In vain Andrew Fraser raved to the Magistrate, demanding that Major
Hardwicke and Captain Murray should explain their past conduct.
"I am directed by General Wragge to say that he will visit you,
himself, officially, to-morrow, Professor Fraser, and he will
have an important governmental communication for you. Until then,
I desire these two gentlemen to be allowed to remain in your house.

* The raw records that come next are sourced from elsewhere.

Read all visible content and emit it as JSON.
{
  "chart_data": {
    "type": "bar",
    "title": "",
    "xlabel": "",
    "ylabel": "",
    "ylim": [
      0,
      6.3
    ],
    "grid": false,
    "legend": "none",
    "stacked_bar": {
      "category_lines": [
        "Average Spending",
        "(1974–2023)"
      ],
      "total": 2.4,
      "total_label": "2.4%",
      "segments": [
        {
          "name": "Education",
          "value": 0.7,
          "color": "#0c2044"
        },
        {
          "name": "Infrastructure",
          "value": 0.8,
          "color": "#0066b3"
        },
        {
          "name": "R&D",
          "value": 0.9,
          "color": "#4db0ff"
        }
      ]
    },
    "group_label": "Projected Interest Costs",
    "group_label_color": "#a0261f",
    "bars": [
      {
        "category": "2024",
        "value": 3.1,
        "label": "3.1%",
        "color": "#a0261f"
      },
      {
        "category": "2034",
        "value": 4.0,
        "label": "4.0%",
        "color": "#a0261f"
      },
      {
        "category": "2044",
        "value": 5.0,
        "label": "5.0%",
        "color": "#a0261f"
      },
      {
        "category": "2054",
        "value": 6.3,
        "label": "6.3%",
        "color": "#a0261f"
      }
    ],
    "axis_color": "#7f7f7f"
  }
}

They will remove all their luggage this evening." And then, old
Fraser, with a presage of coming trouble, shivered in a sullen
silence. Conscience smote him, sorely.

"The lost jewels!" In fact, a handsomely appointed carriage and a
van, in the afternoon, removed all of the effects of the two pseudo
"orientals," who, half an hour after the carriage had arrived,
appeared in their respective undress uniforms of the Royal Engineers
and the Eighth Lancers, to the dismay of old Fraser--now affrighted
at his dangerous position. There was gloom in the house now, for Miss
Nadine Johnstone flatly refused to even see her guardian a single
moment! And Simpson, alone, sat in conclave with Major Hardwicke,
who had learned privately of the secret removal of Alan Hawke's body
to St. Heliers. Messengers, in uniform, coming and going rapidly,
were hourly admitted to Major Hardwicke's presence, and already a
pale-faced woman was on her way from Geneva to rejoin Madame Alixe
Delavigne, at the old chateau mansion where Captain Murray only
awaited the arrival of Anstruther now ready to open his siege
batteries on the man who had covered up his brother's crime. There
was not a word to be gleaned from the authorities, and St. Heliers
was simply convulsed in a useless fever of curiosity. Even Frank
Hatton, representing the London press, was muzzled. Not a soul
was, as yet, permitted to approach the old martello tower, where
Alan Hawke had faced the Moonshee, "man to man." A squad of coast
guardsmen sternly picketed the vicinity of Rozel Head. And a great
smuggling raid was the only accepted explanation to the public.